Can You Trust Your Operating System’s Privacy Settings?

Photo by Thomas Windisch on

Today we are going to be taking a deep dive into your Operating System’s privacy. Piggybacking off my episode last week, I want to explore different popular operating systems consumers own and see which one protects your privacy the most.  Maybe it is time that you change up your computer. 

Continuing with our theme of privacy, I wanted to take a deeper look at how our operating systems are protecting our privacy.  I had heard a lot of things about Windows 10 spying on their users.  For this episode, I’m going to stick to discussing just computer operating systems.  In a future episode, I’ll compare iOS with Android.  We spend a lot of time on our phones, and I think it’s worth going deeper and discussing how our phones track our every move.

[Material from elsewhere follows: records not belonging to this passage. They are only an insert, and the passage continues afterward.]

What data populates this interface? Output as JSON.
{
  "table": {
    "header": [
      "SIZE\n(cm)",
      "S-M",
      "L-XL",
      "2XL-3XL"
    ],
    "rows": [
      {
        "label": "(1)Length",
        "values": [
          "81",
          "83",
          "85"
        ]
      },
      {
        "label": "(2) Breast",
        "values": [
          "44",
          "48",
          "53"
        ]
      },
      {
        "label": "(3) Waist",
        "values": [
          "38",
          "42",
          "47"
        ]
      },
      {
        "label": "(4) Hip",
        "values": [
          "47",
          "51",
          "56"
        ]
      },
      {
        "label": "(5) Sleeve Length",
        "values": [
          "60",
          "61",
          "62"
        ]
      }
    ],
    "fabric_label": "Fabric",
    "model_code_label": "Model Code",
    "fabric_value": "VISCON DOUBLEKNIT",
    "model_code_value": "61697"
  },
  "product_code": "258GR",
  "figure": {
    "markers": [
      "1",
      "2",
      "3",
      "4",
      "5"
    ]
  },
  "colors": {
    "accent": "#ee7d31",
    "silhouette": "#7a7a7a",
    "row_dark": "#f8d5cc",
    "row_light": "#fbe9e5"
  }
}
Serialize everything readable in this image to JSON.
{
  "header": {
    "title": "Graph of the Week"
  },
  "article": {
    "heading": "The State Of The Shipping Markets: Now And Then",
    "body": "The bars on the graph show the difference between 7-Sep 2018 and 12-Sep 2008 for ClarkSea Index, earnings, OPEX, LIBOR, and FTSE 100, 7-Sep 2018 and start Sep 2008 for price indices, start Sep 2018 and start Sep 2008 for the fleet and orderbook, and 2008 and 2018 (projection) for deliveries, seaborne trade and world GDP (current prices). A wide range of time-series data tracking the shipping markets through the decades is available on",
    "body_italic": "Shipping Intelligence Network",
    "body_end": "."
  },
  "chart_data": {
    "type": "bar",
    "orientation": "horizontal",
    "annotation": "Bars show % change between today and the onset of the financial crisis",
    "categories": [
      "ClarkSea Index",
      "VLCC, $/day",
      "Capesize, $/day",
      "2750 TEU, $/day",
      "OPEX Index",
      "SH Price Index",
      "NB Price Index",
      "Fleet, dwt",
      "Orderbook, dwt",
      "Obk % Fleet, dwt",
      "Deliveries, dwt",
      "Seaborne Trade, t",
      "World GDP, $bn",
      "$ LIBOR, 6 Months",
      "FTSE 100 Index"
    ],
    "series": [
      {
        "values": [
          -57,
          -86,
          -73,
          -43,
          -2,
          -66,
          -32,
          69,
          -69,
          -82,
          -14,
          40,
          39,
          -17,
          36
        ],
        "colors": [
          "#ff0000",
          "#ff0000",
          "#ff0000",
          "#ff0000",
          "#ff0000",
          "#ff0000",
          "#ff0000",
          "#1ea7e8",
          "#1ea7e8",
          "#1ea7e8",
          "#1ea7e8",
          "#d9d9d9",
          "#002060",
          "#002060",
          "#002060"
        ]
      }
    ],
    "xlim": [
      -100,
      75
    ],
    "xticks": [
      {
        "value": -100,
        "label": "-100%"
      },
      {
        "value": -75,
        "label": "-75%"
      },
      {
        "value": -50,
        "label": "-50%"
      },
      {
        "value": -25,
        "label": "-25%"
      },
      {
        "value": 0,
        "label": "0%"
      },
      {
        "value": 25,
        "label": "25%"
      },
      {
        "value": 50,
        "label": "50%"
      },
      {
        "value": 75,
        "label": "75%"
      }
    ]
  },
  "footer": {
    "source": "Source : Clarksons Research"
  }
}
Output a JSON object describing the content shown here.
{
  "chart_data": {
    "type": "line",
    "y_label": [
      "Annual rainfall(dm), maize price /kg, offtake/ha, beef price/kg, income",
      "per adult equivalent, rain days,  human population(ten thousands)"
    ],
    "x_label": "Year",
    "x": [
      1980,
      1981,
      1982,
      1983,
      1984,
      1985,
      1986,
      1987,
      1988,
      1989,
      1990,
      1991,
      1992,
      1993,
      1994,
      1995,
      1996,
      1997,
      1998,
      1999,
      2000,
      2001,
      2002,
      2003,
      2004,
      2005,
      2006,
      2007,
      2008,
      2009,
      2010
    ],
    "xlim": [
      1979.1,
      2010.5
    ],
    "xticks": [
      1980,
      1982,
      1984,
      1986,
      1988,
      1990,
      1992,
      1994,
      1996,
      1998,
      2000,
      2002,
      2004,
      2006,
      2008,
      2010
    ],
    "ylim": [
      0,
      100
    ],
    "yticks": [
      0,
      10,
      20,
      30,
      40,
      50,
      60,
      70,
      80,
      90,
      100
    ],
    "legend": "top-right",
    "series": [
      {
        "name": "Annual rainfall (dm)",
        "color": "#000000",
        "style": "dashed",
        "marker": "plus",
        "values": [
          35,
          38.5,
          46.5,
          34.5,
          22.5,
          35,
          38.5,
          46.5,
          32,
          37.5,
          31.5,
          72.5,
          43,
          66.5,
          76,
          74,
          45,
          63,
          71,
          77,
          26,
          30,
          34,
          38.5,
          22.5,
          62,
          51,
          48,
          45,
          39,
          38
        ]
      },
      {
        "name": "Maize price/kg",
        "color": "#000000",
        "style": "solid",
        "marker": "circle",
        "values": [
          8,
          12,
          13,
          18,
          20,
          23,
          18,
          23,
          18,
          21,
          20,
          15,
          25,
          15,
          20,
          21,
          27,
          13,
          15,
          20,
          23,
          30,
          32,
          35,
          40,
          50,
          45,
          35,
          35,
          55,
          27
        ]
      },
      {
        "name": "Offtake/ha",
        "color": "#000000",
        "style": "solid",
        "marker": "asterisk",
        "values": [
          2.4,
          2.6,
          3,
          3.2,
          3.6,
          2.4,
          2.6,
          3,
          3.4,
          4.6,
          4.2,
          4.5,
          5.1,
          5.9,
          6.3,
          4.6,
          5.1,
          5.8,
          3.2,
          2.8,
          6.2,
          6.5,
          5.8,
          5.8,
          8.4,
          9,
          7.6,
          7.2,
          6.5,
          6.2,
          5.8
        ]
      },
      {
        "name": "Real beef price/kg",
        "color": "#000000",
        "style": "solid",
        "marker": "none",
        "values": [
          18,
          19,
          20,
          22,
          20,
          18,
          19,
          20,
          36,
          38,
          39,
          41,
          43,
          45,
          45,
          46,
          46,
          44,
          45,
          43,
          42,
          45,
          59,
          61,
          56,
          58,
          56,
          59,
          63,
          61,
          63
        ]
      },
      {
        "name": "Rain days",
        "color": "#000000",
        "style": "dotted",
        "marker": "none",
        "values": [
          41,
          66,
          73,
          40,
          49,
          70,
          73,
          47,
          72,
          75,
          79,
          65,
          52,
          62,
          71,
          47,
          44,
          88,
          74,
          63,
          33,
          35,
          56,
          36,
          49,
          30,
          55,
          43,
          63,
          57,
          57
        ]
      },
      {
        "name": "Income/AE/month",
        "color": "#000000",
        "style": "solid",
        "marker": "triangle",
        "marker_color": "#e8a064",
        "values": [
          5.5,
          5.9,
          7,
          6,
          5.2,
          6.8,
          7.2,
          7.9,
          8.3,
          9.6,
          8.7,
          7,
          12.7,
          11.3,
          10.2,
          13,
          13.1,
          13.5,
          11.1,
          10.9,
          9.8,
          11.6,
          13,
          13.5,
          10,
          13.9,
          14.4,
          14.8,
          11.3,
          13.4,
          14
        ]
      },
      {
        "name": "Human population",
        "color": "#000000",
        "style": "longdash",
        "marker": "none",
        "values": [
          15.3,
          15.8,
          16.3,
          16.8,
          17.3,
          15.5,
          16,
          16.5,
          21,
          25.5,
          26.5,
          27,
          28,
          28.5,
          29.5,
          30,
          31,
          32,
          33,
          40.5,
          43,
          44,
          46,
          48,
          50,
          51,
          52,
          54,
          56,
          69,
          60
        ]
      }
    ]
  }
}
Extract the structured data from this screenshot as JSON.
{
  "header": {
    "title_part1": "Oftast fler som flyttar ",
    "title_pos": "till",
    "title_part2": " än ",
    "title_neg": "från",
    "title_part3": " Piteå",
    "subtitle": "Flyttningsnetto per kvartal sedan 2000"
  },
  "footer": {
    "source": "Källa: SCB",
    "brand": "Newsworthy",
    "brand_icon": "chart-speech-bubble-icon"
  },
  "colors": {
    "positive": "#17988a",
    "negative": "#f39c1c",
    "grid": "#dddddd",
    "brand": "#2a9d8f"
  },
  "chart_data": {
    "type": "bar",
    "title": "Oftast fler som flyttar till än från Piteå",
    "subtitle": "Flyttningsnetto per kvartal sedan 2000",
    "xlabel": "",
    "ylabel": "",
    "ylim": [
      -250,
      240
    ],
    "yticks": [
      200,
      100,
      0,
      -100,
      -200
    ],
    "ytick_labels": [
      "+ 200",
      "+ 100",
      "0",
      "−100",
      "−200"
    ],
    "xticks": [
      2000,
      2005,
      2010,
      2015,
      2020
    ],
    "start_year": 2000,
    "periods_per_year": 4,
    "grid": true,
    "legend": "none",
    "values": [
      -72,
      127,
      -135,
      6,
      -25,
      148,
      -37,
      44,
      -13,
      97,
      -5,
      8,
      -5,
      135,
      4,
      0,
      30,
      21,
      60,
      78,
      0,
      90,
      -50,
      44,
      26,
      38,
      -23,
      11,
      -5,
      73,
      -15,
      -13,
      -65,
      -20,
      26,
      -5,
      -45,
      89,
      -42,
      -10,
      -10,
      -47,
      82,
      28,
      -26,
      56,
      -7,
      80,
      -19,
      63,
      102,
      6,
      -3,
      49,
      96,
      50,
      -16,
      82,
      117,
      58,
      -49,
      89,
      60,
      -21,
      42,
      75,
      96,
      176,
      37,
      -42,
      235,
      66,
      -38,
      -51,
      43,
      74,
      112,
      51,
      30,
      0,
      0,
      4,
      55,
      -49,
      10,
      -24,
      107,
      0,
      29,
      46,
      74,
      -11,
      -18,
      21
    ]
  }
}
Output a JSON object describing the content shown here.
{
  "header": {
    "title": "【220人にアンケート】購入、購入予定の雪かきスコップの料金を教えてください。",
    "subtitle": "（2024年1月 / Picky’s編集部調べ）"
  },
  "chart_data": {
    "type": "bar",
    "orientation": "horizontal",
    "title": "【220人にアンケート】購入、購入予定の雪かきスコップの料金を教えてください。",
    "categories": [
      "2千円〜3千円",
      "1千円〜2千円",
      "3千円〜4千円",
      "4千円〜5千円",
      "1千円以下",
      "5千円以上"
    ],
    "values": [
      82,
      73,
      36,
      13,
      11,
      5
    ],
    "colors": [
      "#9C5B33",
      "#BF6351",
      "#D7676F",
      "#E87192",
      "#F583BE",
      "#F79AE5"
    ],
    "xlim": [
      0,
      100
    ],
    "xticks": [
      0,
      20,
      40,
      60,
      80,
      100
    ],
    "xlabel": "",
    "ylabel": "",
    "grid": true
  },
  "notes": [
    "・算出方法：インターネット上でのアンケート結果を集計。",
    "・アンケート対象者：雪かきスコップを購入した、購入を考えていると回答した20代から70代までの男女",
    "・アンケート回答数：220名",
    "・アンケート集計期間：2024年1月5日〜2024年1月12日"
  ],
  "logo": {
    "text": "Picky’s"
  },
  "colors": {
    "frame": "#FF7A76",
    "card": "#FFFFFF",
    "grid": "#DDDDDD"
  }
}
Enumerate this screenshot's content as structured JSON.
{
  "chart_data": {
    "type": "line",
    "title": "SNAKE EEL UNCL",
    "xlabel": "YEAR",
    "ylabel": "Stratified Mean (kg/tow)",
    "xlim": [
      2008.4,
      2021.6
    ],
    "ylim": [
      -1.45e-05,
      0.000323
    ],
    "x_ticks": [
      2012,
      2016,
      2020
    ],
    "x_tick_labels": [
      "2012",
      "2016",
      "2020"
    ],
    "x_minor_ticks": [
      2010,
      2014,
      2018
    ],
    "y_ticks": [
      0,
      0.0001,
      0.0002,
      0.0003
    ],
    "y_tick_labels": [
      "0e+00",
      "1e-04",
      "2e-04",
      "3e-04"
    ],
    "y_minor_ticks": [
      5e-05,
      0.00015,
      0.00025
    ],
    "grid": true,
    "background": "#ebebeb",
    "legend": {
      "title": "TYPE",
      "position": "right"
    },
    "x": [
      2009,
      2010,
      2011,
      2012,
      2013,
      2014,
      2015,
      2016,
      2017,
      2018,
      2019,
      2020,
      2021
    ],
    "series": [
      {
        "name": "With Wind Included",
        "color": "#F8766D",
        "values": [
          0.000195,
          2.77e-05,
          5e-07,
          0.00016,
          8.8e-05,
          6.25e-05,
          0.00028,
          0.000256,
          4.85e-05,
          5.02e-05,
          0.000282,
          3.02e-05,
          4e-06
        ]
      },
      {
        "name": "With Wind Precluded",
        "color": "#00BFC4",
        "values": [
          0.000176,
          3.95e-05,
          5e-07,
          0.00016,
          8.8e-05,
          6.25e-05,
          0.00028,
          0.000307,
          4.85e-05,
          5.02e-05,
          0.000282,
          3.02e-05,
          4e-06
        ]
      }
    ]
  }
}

The three main operating systems I’m going to be discussing today are: Windows 10, Mac OS and Ubuntu.  The first two are pretty well known, but the third one is one of the more popular Linux distributions that most people use.  Similar to my last episode, I’ll be reviewing privacy settings and policies that each operating system has.  You might be surprised with what I find.  I haven’t done the research yet, so I’m expecting my research to confirm my suspicions.  I predict that Windows 10 will be the worst operating system in terms of protecting your privacy.  I predict Ubuntu to be the one that protects your privacy the most.  Let’s see if I’m right.

Windows 10: 

Let’s start with the most popular operating system of them all.  Windows 10.  Microsoft started doing a very interesting thing with Windows 10.  If you’ve been around computers for a while, then you probably remember service packs.  It would take years to develop an operating system and every once in a while, you’d download a massive update.  These updates were far and few.  With Windows 10, Microsoft releases an update twice a year now.  Usually in the form of a Spring and Fall update.  With each update, Microsoft revises their privacy policies and opt users back into configurations that they have had changed before.  Windows 10 comes with an advertising ID.  You can turn this ID off if you do not want to receive personalized ads.  Windows 10 is also consistently sending data back to Microsoft so that they can improve your Windows experience.  If you are jumping between multiple Windows 10 computers that you own, Microsoft has something called activity history that allows you to switch computers and pick up where you left off.  A great convenience feature that comes with a significant cost to your privacy.  If you have a laptop, you can bet that Microsoft is tracking your location as well.  Windows 10 also has access to your camera and microphone.   This means that Microsoft can potentially hear and see you.  As you can see, Microsoft does a lot of tracking.  There is a privacy setting that allows you to toggle all these settings, but I’ve heard that Microsoft has the tendency of reverting these values back to their default (opt-in) values every time you update.  I personally haven’t seen this happen, but I’m going to keep an eye out for future updates. Let’s talk about Mac Os next.

Mac OS:

Apple does things a little differently here.  While Mac OS is tracking you a bit, it does so with a little more finesse.  Location tracking is enabled on your mac, but you have to allow apps to use the data.  Even within the Find My ecosystem, Apple claims that only you can see the location of your personal devices.  This means that Apple and other 3rd party entities can’t see your computer’s location.  Similar to Windows, Apple does collect some data to help improve the overall experience. And that’s about it.  Mac OS isn’t trying to make money off of you and Apple encourages you to use Safari since it will also work to protect your privacy.  Apple has their voice assistant and they do not associate your requests with your identity.  Every request is from a random identifier.  Apple can’t read your iMessages either. It’s all encrypted.  Apple’s newest computers come with an onboard machine learning chip that allows Apple to enhance the user experience without ever having to send data back up to Apple for processing.  Overall, Apple values your privacy a lot.  Let’s see how these two OS’s stack up against the free Ubuntu.


Similar to the other two, Ubuntu collects data from your computer to help improve the overall experience.  Like with the other two, you have the option to opt out of this.  Ubuntu is transparent with what they collect and nothing too personal is ever collected from you.  And that’s it.  Like Apple, Canonical, the makers of Ubuntu, really do care about your privacy.  

There you have it.  Your operating system 101 guide. Which operating system are you currently using? Are you thinking of making a switch based on the information presented?  I know that I use all three operating systems and I’m going to be reviewing my Windows 10 settings to make sure Microsoft stays away from my private data.